Apenas mais um dia de quarentena
Ela abre os olhos, os aperta um pouco e estuda por um breve momento o cômodo sem realmente sair do lugar. A luz do sol entra por uma pequena fresta da janela que ela deixou aberta na noite anterior. Tem uma xícara na mesinha de cabeceira e uma pilha de livros.
Apenas um novo dia de quarentena.
Ela respira fundo e se mexe na cama esticando-se e sente as juntas estalando. Droga de idade!
Jogando seu corpo cansado para fora das cobertas quentinhas, ela se arrasta até o banheiro para escovar os dentes, lavar o rosto e, quem sabe, dar um jeito nos cabelos. Depois de um pouco de café e um pedaço de pão, a garota senta-se na frente do computador e começa a trabalhar.
A sua mente já está no automático. Os dias passam recheados de tarefas a fazer, tarefas em andamento e tarefas concluídas. São textos e textos produzidos que, se a perguntassem qual foi o primeiro da semana, com certeza, ela não lembraria.
Mas, afinal, quem tá checando? É apenas mais um dia de quarentena.

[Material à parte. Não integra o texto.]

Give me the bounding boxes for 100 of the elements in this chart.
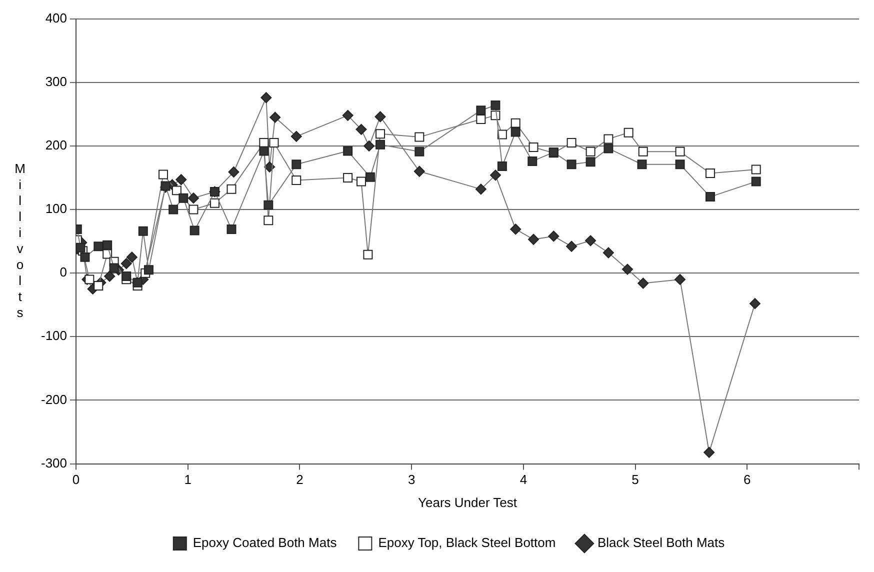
x-tick-label: 1	[184, 472, 192, 488]
x-tick-label: 4	[520, 472, 528, 488]
point	[188, 192, 199, 204]
point	[604, 134, 614, 144]
point	[226, 184, 236, 194]
point	[510, 127, 520, 137]
point	[264, 200, 274, 210]
x-tick-label: 0	[72, 472, 80, 488]
point	[376, 129, 386, 139]
point	[290, 130, 302, 142]
point	[228, 166, 240, 178]
point	[548, 230, 560, 242]
point	[292, 176, 302, 186]
point	[704, 446, 715, 458]
x-axis-title: Years Under Test	[418, 494, 518, 510]
point	[104, 270, 116, 282]
point	[356, 176, 366, 186]
point	[80, 252, 90, 262]
point	[178, 193, 188, 203]
point	[374, 111, 386, 122]
point	[510, 224, 522, 235]
point	[270, 112, 281, 123]
point	[363, 250, 373, 260]
point	[705, 168, 715, 178]
point	[102, 240, 112, 250]
y-tick-label: -100	[40, 328, 68, 344]
point	[604, 144, 614, 154]
point	[622, 264, 633, 275]
point	[490, 100, 500, 110]
text: Millivolts	[14, 160, 26, 320]
point	[497, 162, 507, 172]
point	[168, 204, 178, 214]
x-tick-label: 3	[408, 472, 416, 488]
point	[259, 146, 269, 156]
y-tick-label: 100	[45, 201, 68, 216]
point	[602, 247, 614, 258]
point	[638, 146, 648, 156]
y-tick-label: -200	[40, 392, 68, 407]
point	[566, 240, 578, 252]
point	[705, 192, 715, 202]
point	[122, 272, 132, 282]
point	[751, 164, 761, 174]
point	[675, 146, 685, 156]
point	[528, 156, 538, 166]
point	[109, 263, 119, 273]
point	[586, 146, 596, 156]
point	[490, 170, 501, 181]
point	[476, 114, 486, 124]
point	[675, 160, 685, 170]
point	[510, 118, 520, 128]
point	[188, 204, 198, 214]
point	[365, 172, 375, 182]
point	[343, 172, 353, 182]
point	[414, 132, 424, 142]
point	[528, 234, 540, 245]
point	[76, 242, 86, 252]
point	[749, 298, 760, 310]
y-tick-label: 400	[45, 10, 68, 26]
point	[94, 242, 104, 252]
point	[637, 160, 647, 170]
point	[126, 252, 138, 263]
point	[84, 274, 94, 284]
legend-label: Epoxy Top, Black Steel Bottom	[378, 535, 556, 550]
point	[259, 138, 269, 148]
point	[269, 138, 279, 148]
point	[566, 138, 576, 148]
point	[343, 146, 353, 156]
point	[414, 146, 424, 156]
point	[586, 157, 596, 167]
point	[292, 160, 302, 170]
point	[176, 174, 187, 186]
point	[376, 140, 386, 150]
point	[528, 142, 538, 152]
point	[210, 186, 220, 196]
point	[158, 170, 168, 180]
legend-label: Epoxy Coated Both Mats	[192, 535, 338, 550]
point	[190, 226, 200, 236]
point	[638, 278, 649, 289]
point	[585, 235, 596, 246]
y-tick-label: 300	[45, 74, 68, 89]
point	[132, 278, 142, 288]
point	[342, 110, 354, 121]
x-tick-label: 2	[296, 472, 304, 488]
point	[364, 140, 375, 152]
point	[414, 166, 425, 177]
point	[94, 281, 104, 291]
point	[210, 198, 220, 208]
legend-label: Black Steel Both Mats	[597, 535, 726, 550]
point	[120, 258, 132, 270]
x-tick-label: 5	[632, 472, 639, 488]
point	[356, 124, 367, 135]
y-tick-label: 200	[45, 138, 68, 153]
point	[144, 265, 154, 275]
x-tick-label: 6	[744, 472, 751, 488]
point	[624, 128, 634, 138]
point	[566, 160, 576, 170]
point	[264, 216, 274, 226]
point	[226, 224, 236, 234]
point	[476, 106, 486, 116]
y-tick-label: -300	[40, 455, 68, 470]
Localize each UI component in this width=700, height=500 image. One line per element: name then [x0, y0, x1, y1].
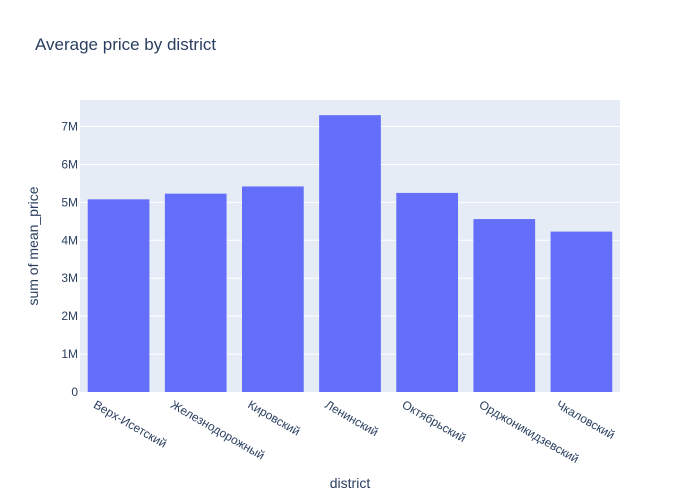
y-tick-label: 5M [61, 195, 78, 209]
y-tick-label: 6M [61, 157, 78, 171]
bars [87, 115, 613, 393]
bar[interactable] [87, 199, 150, 392]
y-axis-ticks: 0 1M 2M 3M 4M 5M 6M 7M [61, 120, 78, 399]
x-axis-title: district [330, 475, 371, 491]
x-tick-label: Чкаловский [554, 397, 617, 442]
x-tick-label: Октябрьский [400, 397, 469, 445]
y-tick-label: 7M [61, 120, 78, 134]
x-tick-label: Кировский [245, 397, 302, 438]
x-tick-label: Ленинский [323, 397, 381, 439]
y-tick-label: 0 [71, 385, 78, 399]
chart-title: Average price by district [35, 35, 216, 54]
y-tick-label: 1M [61, 347, 78, 361]
bar[interactable] [164, 193, 227, 392]
bar[interactable] [550, 231, 613, 392]
y-tick-label: 4M [61, 233, 78, 247]
bar[interactable] [396, 192, 458, 392]
bar[interactable] [242, 186, 304, 392]
x-tick-label: Верх-Исетский [91, 397, 169, 450]
y-tick-label: 3M [61, 271, 78, 285]
y-tick-label: 2M [61, 309, 78, 323]
bar[interactable] [319, 115, 381, 393]
y-axis-title: sum of mean_price [25, 186, 41, 305]
bar[interactable] [473, 219, 536, 392]
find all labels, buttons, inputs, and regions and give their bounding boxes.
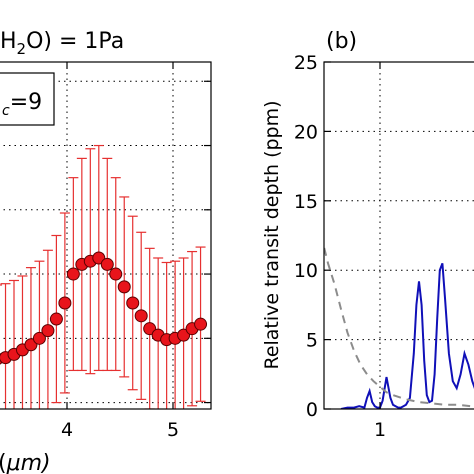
data-point — [109, 267, 123, 281]
model-series-line — [340, 262, 474, 409]
legend-label: c=9 — [2, 90, 42, 119]
panel-a-title: H2O) = 1Pa — [0, 29, 124, 58]
panel-a-xlabel: (μm) — [0, 451, 51, 474]
y-tick-label: 0 — [306, 399, 318, 421]
legend-box — [0, 72, 55, 126]
y-tick-label: 20 — [294, 121, 318, 143]
errorbar — [0, 284, 3, 286]
panel-b-grid — [324, 62, 474, 409]
panel-a-markers — [0, 251, 208, 365]
data-point — [126, 296, 140, 310]
data-point — [49, 312, 63, 326]
data-point — [194, 317, 208, 331]
data-point — [66, 267, 80, 281]
panel-a: H2O) = 1Pa 45 c=9 (μm) — [0, 29, 212, 474]
x-tick-label: 1 — [374, 419, 386, 441]
panel-b: (b) Relative transit depth (ppm) 0 5 10 15 2… — [261, 29, 474, 441]
data-point — [41, 324, 55, 338]
panel-b-frame — [323, 61, 474, 410]
x-tick-label: 5 — [167, 419, 179, 441]
data-point — [117, 280, 131, 294]
data-point — [58, 296, 72, 310]
y-tick-label: 15 — [294, 191, 318, 213]
panel-a-errorbars — [0, 144, 206, 409]
data-point — [32, 331, 46, 345]
panel-b-ticks: 0 5 10 15 20 25 1 — [294, 52, 386, 441]
y-tick-label: 25 — [294, 52, 318, 74]
y-tick-label: 10 — [294, 260, 318, 282]
panel-b-ylabel: Relative transit depth (ppm) — [261, 100, 283, 369]
panel-a-frame — [0, 61, 212, 410]
panel-b-label: (b) — [326, 29, 357, 54]
dashed-series-line — [324, 242, 474, 408]
panel-a-legend: c=9 — [0, 72, 55, 126]
x-tick-label: 4 — [61, 419, 73, 441]
data-point — [100, 257, 114, 271]
y-tick-label: 5 — [306, 330, 318, 352]
panel-b-lines — [324, 242, 474, 409]
data-point — [134, 309, 148, 323]
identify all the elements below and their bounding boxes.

No fim do expediente, uma rápida olhada nas redes sociais já é suficiente para despertar aqueles sentimentos que ela tentou enterrar ao decorrer de todo o dia.
Mais um recorde de mortes.
Mais um recorde de novos casos.
Mais um jovem negro morto com uma bala perdida que, infelizmente, sempre encontra corpos que possuem mais melanina.
Mais um escândalo do governo, ora ora, quem diria, não é mesmo?
Mais um assassinato.
Mais um atentado.
Mais uma criança teve sua infância violada.
Mais uma mulher foi brutalmente machucada.
Mais um idoso foi encontrado sofrendo maus tratos.
Bom, é apenas mais um dia de quarentena.
Diferente de alguns dias mais produtivos, com horários para o trabalho, estudos, hobbies e exercícios físicos, hoje ela apenas vai tomar um banho quente, deitar na cama com um cházinho e assistir sua série ou se refugiar nas páginas de um bom romance água com açúcar.
Afinal, é só mais um dia de quarentena.